First off we have an SR opened with Novell but I figure I'd ask here anyway. The quick scenario is this.
When the load average on one of the access gateways (LAG) spiked above 2.0 I saw some CPU wait time and the ics_dyn proc was over 50% and the java proc was over 112%.- It lasted only about 1 second. The load average dipped back down right away and the offending processes were dropped to under 10% CPU.
I went to the web console and saw the LAG was not responding.
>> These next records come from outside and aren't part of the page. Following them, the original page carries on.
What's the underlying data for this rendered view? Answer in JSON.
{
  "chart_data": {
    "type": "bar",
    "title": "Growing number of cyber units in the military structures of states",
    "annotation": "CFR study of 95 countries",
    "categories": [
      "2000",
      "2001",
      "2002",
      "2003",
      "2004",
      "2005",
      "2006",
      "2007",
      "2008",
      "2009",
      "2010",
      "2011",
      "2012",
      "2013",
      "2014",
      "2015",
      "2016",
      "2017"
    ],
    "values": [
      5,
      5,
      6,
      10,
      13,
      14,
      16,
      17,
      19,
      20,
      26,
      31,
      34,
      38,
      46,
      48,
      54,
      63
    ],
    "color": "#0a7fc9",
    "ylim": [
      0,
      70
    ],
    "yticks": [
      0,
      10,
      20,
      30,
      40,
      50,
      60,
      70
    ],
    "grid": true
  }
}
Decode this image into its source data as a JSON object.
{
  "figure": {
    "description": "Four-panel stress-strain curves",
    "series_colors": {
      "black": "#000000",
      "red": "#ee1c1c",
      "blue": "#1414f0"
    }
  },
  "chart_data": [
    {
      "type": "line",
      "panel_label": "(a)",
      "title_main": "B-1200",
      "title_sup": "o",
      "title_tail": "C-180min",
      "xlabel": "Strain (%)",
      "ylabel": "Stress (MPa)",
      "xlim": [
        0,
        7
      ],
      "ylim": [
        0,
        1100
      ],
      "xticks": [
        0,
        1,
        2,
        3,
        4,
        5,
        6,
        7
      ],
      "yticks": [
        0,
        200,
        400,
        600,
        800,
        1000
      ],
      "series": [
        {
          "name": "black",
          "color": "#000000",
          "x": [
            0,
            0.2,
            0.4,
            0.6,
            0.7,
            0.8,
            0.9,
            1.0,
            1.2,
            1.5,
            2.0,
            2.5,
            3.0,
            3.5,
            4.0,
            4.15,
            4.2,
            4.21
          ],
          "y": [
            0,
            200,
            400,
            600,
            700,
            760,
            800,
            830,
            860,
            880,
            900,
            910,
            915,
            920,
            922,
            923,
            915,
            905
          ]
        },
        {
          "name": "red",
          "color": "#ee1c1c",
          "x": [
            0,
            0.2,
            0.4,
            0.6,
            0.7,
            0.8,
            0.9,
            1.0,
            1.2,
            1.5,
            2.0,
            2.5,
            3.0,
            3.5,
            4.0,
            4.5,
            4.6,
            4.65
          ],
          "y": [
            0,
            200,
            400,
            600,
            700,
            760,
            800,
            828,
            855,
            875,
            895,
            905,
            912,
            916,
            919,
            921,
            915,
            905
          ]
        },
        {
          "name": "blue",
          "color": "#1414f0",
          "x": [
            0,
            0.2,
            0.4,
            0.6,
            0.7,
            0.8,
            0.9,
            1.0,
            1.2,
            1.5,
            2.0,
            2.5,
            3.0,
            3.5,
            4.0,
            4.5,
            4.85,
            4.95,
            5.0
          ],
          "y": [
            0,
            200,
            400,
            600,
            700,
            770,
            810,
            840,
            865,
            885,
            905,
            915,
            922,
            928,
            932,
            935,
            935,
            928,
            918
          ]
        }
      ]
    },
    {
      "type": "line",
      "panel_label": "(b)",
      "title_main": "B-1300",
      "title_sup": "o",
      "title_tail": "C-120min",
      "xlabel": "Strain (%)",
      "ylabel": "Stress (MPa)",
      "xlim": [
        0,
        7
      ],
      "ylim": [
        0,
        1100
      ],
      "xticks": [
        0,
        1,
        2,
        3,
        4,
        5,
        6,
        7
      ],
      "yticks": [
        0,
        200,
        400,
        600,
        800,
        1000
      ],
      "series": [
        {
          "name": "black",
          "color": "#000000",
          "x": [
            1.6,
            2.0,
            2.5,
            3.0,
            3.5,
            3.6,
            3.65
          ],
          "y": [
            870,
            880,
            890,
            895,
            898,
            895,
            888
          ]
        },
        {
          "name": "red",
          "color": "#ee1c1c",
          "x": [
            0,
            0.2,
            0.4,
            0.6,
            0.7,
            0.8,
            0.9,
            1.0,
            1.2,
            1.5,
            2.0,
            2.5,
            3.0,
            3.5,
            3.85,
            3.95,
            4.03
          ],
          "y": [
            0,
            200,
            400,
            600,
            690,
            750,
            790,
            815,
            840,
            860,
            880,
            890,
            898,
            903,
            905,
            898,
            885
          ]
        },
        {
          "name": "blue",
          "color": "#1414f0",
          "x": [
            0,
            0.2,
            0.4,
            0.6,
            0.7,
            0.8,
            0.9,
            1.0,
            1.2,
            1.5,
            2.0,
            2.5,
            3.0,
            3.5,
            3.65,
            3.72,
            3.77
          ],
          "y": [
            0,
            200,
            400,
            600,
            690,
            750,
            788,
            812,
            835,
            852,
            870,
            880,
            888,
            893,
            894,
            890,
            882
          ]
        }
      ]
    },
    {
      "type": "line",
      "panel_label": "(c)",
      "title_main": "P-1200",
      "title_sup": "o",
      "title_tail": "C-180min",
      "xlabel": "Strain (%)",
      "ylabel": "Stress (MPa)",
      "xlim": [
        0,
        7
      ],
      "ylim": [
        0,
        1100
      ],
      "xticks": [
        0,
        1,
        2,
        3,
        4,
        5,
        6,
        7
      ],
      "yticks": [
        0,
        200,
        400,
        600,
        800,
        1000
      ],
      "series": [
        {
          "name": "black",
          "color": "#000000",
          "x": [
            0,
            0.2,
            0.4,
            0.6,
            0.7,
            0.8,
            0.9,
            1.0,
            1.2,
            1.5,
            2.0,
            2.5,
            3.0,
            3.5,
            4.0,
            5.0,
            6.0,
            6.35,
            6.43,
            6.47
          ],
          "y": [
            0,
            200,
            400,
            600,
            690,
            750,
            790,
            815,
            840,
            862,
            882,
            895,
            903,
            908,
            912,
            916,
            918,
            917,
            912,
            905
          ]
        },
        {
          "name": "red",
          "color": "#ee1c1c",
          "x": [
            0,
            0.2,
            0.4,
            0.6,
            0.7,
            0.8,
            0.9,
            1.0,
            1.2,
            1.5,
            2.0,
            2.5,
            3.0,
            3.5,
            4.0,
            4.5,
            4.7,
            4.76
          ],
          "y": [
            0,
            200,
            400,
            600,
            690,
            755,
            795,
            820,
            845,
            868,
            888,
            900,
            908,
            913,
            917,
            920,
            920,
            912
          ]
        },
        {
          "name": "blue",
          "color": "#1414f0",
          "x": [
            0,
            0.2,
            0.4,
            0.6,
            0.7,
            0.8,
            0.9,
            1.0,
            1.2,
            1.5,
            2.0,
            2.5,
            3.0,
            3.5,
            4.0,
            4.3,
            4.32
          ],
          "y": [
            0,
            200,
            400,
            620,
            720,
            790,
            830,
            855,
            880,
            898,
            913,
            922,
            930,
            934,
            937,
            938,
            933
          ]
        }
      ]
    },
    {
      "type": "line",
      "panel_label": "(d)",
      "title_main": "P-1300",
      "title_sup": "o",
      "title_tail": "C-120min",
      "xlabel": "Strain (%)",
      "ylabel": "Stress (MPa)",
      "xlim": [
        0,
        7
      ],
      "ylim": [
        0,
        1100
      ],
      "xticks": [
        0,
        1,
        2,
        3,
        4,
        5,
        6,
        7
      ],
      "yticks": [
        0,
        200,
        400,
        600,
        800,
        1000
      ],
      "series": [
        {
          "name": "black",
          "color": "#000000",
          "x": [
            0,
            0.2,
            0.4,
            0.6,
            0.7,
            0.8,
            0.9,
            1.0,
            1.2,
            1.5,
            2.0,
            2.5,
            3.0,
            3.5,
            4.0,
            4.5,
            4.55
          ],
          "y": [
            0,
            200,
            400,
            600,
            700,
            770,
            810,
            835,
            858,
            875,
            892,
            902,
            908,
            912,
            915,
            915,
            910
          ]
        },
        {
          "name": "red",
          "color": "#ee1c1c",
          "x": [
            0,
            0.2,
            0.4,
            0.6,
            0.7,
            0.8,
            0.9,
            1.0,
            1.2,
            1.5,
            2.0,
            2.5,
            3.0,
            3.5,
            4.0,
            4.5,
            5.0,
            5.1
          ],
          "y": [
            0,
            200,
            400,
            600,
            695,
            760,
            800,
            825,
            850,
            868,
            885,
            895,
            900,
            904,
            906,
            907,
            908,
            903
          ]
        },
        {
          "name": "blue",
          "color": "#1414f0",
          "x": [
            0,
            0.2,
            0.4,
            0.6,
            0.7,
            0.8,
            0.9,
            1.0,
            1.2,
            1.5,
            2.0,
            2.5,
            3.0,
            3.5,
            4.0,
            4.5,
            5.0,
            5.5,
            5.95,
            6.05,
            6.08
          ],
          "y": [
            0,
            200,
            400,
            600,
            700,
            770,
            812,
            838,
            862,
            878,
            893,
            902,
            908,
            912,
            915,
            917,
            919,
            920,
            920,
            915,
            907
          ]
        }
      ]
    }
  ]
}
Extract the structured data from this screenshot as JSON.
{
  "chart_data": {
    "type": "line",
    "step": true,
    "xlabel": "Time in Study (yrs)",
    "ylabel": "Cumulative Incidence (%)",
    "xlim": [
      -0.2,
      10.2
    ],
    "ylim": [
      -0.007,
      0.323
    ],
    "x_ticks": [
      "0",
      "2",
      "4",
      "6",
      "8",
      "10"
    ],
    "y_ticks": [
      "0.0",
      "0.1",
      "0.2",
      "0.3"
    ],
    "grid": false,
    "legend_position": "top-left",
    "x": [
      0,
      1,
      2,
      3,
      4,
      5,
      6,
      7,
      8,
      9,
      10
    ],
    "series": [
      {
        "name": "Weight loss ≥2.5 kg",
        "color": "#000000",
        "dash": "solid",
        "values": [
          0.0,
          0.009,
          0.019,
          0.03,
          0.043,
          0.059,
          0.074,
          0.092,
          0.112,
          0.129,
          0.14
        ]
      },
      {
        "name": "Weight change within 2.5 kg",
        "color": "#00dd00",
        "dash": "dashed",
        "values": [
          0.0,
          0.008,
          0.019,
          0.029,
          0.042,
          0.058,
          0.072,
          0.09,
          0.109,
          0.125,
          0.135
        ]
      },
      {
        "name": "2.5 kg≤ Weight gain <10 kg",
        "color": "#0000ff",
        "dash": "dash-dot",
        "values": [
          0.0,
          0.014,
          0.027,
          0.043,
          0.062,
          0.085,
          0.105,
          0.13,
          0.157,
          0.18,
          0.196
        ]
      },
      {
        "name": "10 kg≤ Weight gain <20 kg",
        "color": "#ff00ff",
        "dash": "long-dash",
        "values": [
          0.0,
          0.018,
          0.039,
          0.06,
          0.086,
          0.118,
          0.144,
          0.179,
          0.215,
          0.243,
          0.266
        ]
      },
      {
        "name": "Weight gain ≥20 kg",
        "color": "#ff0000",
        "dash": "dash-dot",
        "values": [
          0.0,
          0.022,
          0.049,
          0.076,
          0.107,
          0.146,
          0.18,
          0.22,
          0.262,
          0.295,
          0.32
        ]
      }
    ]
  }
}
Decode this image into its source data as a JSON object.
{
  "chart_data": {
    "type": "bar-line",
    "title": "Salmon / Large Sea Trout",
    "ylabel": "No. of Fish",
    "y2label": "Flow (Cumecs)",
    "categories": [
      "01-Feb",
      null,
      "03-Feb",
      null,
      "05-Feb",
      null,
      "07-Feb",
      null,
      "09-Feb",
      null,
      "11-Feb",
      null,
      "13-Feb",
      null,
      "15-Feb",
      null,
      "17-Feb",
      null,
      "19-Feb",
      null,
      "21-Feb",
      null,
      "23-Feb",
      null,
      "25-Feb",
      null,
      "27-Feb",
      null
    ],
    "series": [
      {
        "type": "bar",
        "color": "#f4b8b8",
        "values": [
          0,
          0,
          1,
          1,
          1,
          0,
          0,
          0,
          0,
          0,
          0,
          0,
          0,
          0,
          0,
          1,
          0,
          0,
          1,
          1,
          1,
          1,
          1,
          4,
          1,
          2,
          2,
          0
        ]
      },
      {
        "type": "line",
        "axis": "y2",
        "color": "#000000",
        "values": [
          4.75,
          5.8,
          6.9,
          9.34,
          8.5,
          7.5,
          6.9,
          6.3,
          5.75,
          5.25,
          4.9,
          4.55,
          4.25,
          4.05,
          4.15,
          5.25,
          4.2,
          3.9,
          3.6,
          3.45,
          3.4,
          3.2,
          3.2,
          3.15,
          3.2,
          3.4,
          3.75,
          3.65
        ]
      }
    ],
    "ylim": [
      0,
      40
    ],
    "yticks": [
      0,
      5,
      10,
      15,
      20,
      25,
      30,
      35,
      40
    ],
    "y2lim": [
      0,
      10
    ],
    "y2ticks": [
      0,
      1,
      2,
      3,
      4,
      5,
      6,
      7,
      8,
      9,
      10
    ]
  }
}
I refreshed and it went green right away.
It looks like the processes are spiking, the cpu goes over 100% and other process are now waiting for CPU time ics_dyn restarts and everything goes back to normal but the cycle starts all over again.
grep RESTARTED ics_dyn.log
Mar 29 09:34:58 <SERVERNAME> vmcontroller: AM#404514000: AMDEVICEID#: AMAUTHID#0: AMEVENTID#0: VM-0 DOWN, being RESTARTED (Tue Mar 29 09:34:57 2011 ). restarted 60 times. fastRestartMode.
Mar 29 09:38:33 <SERVERNAME> vmcontroller: AM#404514000: AMDEVICEID#: AMAUTHID#0: AMEVENTID#0: VM-0 DOWN, being RESTARTED (Tue Mar 29 09:38:32 2011 ). restarted 61 times. fastRestartMode.
Mar 29 09:51:17 <SERVERNAME> vmcontroller: AM#404514000: AMDEVICEID#: AMAUTHID#0: AMEVENTID#0: VM-0 DOWN, being RESTARTED (Tue Mar 29 09:51:16 2011 ). restarted 62 times. fastRestartMode.
Lots of these in dmesg.
ics_dyn[11708]: segfault at 1c ip b5caf868 sp b22561d0 error 4 in libproxy.so.1[b5b8b000+1e2000]
I know there is going to be requests for more info and I'm prepared to provide it. The problem is kinda strange and I think it is a bug in the access manger software.
Version 2.7.3 (20100428_184640) Copyright (c) 1999-2009 Novell, Inc. All rights reserved.
Field Patches: Field Patch 3 -- 20100425
After coredump and log analysis the fix was provided by Novell. It's a bug in their code and they supplied a recompiled libproxy.